Les Forces Patriotiques pour la Refondation du Mali (FPR) ont tenu une conférence de presse hier, jeudi 08 octobre 2020 à la maison des ainés. Cette conférence s’inscrivait dans la logique des événements que le Mali vivait et ceux que les forces patriotiques pour la refondation du Mali conduisaient sur le terrain et à d’autres niveaux. La conférence était présidée par Dr Aboubacar Sidick FOMBA, Président du parti ADPM.

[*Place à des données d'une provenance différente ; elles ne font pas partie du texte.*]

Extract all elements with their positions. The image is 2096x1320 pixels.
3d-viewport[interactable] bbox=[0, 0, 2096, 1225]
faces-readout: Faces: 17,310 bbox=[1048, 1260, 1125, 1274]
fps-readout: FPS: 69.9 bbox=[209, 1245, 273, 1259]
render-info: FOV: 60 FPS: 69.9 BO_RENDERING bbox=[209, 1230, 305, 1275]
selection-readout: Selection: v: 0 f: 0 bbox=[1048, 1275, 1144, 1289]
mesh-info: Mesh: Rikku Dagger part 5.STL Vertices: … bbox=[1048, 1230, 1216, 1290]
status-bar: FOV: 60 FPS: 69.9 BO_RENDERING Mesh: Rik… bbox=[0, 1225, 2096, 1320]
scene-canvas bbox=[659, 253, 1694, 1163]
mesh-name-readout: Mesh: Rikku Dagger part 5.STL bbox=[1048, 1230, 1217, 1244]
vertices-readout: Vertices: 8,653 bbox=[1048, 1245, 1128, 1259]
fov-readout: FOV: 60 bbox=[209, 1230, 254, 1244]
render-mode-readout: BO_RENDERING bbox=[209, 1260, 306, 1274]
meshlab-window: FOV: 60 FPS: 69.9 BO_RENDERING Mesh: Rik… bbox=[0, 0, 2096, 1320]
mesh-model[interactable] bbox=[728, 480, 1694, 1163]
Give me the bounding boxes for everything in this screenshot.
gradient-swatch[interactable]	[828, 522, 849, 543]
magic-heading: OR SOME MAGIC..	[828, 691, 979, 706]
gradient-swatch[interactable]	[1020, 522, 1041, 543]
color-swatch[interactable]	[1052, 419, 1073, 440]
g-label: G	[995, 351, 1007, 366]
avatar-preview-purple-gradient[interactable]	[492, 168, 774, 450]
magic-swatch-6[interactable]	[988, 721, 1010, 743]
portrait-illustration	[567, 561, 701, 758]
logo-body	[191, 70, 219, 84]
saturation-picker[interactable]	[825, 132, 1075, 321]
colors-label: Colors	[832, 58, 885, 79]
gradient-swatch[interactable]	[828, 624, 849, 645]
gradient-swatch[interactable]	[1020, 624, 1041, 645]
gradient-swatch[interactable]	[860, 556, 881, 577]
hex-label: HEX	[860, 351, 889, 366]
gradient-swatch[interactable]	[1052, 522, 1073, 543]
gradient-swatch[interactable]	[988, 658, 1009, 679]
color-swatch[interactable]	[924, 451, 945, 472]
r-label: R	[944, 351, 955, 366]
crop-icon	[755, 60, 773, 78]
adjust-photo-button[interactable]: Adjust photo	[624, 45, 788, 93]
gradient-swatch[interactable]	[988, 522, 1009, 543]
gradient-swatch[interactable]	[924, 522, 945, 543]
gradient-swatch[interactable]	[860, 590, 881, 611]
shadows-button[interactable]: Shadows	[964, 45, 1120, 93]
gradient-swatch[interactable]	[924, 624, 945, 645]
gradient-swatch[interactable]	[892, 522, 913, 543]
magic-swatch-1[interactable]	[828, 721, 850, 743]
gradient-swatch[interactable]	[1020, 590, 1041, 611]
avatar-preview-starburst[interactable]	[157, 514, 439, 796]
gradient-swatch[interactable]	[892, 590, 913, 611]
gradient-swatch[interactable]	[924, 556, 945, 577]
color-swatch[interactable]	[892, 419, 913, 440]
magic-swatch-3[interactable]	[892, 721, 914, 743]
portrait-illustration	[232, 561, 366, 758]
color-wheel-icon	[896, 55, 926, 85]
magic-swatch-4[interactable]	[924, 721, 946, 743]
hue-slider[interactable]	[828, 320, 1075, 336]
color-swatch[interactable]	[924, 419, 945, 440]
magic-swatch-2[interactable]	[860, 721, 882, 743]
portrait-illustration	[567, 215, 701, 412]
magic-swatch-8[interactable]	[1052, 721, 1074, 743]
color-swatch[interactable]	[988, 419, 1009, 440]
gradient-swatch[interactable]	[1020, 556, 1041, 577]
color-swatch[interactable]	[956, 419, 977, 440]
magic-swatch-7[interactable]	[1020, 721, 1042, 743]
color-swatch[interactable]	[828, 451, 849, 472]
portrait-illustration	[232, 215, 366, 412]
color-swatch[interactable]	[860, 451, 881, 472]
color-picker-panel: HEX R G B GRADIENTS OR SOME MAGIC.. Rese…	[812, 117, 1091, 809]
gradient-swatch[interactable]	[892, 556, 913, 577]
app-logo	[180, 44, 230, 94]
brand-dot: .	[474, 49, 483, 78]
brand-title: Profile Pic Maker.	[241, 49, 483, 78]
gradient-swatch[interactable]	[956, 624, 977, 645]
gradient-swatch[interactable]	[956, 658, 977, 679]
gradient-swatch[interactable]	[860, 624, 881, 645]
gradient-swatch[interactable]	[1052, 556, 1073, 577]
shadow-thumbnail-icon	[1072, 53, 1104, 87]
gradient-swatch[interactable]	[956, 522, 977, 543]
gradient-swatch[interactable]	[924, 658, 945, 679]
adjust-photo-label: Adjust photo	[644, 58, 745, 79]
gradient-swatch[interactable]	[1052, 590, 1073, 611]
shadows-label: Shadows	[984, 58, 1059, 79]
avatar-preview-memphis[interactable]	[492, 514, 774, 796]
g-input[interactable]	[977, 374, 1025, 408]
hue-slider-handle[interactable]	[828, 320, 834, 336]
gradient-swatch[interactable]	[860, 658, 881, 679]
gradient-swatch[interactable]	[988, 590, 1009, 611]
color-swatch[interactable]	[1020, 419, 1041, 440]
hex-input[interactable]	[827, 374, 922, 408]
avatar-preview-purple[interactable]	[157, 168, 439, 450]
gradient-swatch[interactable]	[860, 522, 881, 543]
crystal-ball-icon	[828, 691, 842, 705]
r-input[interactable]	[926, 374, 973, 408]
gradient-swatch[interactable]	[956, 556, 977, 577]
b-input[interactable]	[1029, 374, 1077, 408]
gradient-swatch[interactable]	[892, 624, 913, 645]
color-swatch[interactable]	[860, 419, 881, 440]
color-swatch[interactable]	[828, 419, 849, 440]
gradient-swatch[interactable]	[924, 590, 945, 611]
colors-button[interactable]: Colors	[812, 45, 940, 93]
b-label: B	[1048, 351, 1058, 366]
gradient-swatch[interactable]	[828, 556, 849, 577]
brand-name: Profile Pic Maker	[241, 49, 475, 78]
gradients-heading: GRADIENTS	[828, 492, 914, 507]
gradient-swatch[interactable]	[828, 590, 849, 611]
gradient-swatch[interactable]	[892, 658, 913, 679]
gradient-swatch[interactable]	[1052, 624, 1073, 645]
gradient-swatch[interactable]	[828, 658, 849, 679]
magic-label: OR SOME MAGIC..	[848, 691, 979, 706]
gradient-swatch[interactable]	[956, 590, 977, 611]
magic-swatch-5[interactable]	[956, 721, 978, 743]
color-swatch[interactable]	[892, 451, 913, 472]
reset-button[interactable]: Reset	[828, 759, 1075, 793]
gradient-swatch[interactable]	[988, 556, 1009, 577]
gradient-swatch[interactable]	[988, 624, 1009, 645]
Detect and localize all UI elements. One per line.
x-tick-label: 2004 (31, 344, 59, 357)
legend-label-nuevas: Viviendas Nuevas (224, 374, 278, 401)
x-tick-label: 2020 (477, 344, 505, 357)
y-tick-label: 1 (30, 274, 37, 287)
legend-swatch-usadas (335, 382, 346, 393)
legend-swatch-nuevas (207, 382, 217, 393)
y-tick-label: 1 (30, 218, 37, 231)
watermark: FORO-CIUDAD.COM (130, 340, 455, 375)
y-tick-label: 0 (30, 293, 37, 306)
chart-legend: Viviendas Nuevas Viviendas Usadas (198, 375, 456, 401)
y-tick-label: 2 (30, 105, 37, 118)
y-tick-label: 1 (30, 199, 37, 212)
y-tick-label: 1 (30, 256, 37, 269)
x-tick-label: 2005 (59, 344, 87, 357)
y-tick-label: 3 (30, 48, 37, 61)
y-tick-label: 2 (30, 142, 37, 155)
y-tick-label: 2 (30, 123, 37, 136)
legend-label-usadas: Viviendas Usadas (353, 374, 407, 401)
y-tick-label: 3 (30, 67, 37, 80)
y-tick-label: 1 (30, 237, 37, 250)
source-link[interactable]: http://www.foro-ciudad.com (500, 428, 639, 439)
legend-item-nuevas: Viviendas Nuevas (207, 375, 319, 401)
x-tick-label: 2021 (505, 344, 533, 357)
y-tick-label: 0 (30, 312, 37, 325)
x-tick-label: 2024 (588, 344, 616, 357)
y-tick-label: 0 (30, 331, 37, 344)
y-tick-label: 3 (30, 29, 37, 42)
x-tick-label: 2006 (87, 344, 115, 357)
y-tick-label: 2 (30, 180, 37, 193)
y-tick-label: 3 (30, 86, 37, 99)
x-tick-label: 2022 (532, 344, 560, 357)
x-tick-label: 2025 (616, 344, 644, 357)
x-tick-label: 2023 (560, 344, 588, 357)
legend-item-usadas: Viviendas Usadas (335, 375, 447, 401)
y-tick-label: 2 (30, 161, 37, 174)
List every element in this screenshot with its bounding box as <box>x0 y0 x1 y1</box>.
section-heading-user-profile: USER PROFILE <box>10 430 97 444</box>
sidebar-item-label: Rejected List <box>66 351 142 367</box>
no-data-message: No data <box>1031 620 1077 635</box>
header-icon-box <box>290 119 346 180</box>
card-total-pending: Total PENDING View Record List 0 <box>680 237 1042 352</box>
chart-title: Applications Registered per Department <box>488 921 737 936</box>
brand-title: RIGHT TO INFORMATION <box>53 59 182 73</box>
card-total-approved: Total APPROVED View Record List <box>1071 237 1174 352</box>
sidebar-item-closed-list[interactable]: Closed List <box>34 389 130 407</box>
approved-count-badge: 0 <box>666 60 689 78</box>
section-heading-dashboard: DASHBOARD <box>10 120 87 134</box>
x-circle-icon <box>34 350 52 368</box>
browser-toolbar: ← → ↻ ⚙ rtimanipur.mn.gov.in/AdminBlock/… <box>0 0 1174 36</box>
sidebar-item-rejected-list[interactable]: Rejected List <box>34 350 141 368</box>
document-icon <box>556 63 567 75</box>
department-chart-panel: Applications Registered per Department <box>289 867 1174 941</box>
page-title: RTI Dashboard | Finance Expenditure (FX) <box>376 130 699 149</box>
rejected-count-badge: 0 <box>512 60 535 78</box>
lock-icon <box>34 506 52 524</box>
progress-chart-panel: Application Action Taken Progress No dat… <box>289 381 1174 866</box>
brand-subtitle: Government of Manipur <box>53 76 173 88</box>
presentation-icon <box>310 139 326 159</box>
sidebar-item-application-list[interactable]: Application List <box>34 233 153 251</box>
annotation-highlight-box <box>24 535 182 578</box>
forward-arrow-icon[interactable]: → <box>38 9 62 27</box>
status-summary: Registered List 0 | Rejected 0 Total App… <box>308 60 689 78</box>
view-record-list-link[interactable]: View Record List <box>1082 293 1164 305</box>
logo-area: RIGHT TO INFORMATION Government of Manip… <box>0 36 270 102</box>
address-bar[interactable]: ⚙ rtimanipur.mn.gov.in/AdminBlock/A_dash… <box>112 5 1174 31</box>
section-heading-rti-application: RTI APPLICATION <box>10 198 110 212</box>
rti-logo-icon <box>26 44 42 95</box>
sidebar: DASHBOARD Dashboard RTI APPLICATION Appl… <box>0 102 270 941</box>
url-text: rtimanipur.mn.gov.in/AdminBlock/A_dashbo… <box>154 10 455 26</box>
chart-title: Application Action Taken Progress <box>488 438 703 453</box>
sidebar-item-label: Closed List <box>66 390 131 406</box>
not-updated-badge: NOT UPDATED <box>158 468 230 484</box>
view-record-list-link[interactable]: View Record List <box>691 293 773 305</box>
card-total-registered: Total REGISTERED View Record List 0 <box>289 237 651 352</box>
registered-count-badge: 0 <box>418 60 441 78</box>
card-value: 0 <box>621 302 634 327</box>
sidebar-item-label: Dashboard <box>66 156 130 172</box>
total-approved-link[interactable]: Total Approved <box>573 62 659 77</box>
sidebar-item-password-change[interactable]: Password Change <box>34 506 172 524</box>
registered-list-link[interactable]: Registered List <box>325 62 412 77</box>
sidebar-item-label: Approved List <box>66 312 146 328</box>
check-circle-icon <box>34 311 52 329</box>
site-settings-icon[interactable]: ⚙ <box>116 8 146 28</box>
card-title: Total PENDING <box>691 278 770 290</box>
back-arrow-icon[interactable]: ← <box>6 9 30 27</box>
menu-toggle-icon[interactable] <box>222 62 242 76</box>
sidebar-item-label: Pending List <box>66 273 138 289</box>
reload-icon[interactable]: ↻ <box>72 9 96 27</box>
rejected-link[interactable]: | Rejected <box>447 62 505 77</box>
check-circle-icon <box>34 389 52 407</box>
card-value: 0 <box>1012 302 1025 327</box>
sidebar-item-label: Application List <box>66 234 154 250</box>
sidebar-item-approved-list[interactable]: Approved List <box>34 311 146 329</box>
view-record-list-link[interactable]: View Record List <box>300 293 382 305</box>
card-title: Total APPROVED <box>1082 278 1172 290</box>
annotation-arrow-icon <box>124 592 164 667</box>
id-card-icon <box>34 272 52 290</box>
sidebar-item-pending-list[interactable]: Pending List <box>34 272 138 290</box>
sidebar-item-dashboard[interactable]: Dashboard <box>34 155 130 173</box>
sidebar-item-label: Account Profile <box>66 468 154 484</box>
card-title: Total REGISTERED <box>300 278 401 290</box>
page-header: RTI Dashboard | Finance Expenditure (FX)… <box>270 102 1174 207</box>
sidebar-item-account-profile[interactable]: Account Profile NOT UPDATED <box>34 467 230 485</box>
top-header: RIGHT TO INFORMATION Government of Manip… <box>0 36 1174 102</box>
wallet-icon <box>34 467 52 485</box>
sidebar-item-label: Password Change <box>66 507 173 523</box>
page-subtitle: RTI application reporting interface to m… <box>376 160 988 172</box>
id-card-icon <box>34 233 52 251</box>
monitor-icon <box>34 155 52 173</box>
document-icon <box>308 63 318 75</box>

Selon le président du parti, l’activité politique est dominée par quatre (04) grands éléments notamment la mise en place du gouvernement, la libération des otages – y compris celle de SOUMAILA CISSE – la libération des responsabilités détenus par les nouvelles autorités et la question de l’Algérie. Ce dernier sujet a été abordé par le parti ADPM. L’Algérie aurait violé l’intangibilité des frontières maliennes en annexant une partie du territoire. Il y avait lieu réellement d’expliquer au peuple malien, à Barkhane, aux nations unies et à la CMA. Dr FOMBA a déclaré ceci : « Les forces patriotiques du Mali se sont réjouies de la mise en place du gouvernement de Transition. On a parlé des points positifs et des points négatifs. Pour nous, la mise en place de ce gouvernement est à féliciter. Elle permet une avancée significative, surtout qu’il y a des personnalités importantes. D’autres cas méritent d’être discutés. Mais dans tous les cas, les FPR sont disposées à soutenir la Transition. Son objectif n’est que la refondation du pays et l’avènement de la 4ème République ».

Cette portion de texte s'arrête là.